The thing about the solitaire aspect of The Shores of Tripoli that I find quite fascinating is how the implementation of knowing beforehand the key actions of the automated opponent still manages to produce a gaming experience filled with tension and uncertainty. In some ways it almost reminds me of playing a game of chess, where the opening move may be the same from game to game, but the end state will vary considerably. In The Shores of Tripoli the variation and to no small extent randomness originates from the fact that conflict is resolved primarily through rolling dice. Now, depending on your viewpoint the idea of rolling dice to determine the outcome of combat in a board game may be a blessing or a curse. As for me I find myself somewhere in the middle. There have been several instances where I would attack with a fairly impressive armada and could not roll a six to save my life simply as a result of the whims of Lady Luck not being in my favour. At the same time, I acknowledge that his element of randomness prevents The Shores of Tripoli from becoming a series of scripted moves especially given how many of the actions of the automated opponent is public information.

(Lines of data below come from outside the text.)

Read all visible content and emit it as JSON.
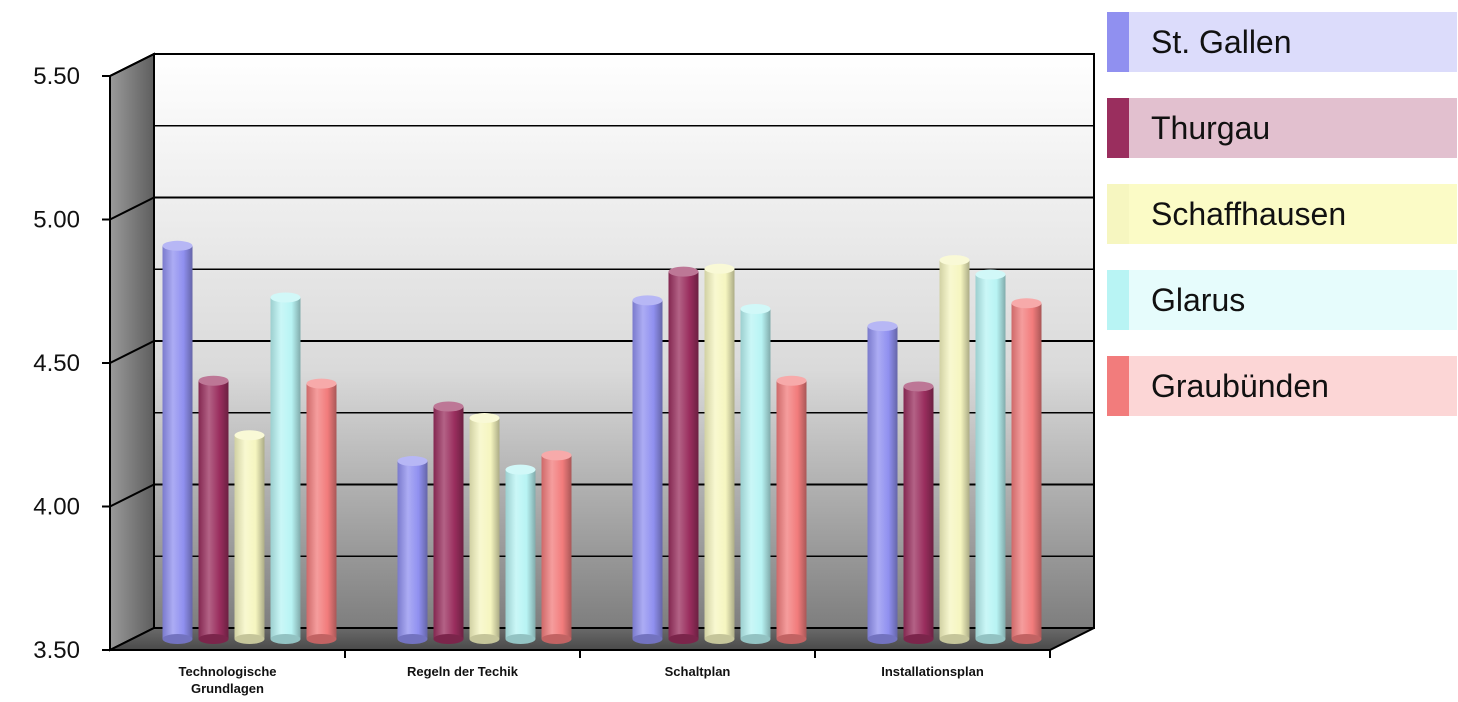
{
  "chart_data": {
    "type": "bar",
    "title": "",
    "xlabel": "",
    "ylabel": "",
    "ylim": [
      3.5,
      5.5
    ],
    "yticks": [
      "5.50",
      "5.00",
      "4.50",
      "4.00",
      "3.50"
    ],
    "grid": true,
    "legend_position": "right",
    "categories": [
      [
        "Technologische",
        "Grundlagen"
      ],
      [
        "Regeln der Techik"
      ],
      [
        "Schaltplan"
      ],
      [
        "Installationsplan"
      ]
    ],
    "series": [
      {
        "name": "St. Gallen",
        "color": "#9090f0",
        "legend_bg": "#dcdcfb",
        "values": [
          4.87,
          4.12,
          4.68,
          4.59
        ]
      },
      {
        "name": "Thurgau",
        "color": "#9a2e5e",
        "legend_bg": "#e2c0cf",
        "values": [
          4.4,
          4.31,
          4.78,
          4.38
        ]
      },
      {
        "name": "Schaffhausen",
        "color": "#f6f6c0",
        "legend_bg": "#fbfbc6",
        "values": [
          4.21,
          4.27,
          4.79,
          4.82
        ]
      },
      {
        "name": "Glarus",
        "color": "#b8f4f4",
        "legend_bg": "#e6fcfc",
        "values": [
          4.69,
          4.09,
          4.65,
          4.77
        ]
      },
      {
        "name": "Graubünden",
        "color": "#f27c7c",
        "legend_bg": "#fcd6d6",
        "values": [
          4.39,
          4.14,
          4.4,
          4.67
        ]
      }
    ]
  }
}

In that perspective the act of rolling dice to resolve combat adds a much-needed counterbalance of unpredictability one would associate with the experience of playing against a real-life opponent.


For a first-time design, The Shores of Tripoli managed to pleasantly surprise me in more ways than one. It is the sort of solitaire game that manages to strike a finely tuned balance between accessible rules versus depth and nuance which rewards repeated plays. Even though a significant portion of The Shores of Tripoli can be perceived as somewhat swingy at times due to how combat is resolved the game still manages to provide an engaging experience from start to finish. Having played and thoroughly enjoyed my time with this game I am interested to see in which direction author Kevin Bertram will continue to evolve as a board game designer. If you are someone like me who is new to war games and wants to take your first steps of exploration into this genre, then I highly recommend taking a closer look at The Shores of Tripoli from publisher Fort Circle Games.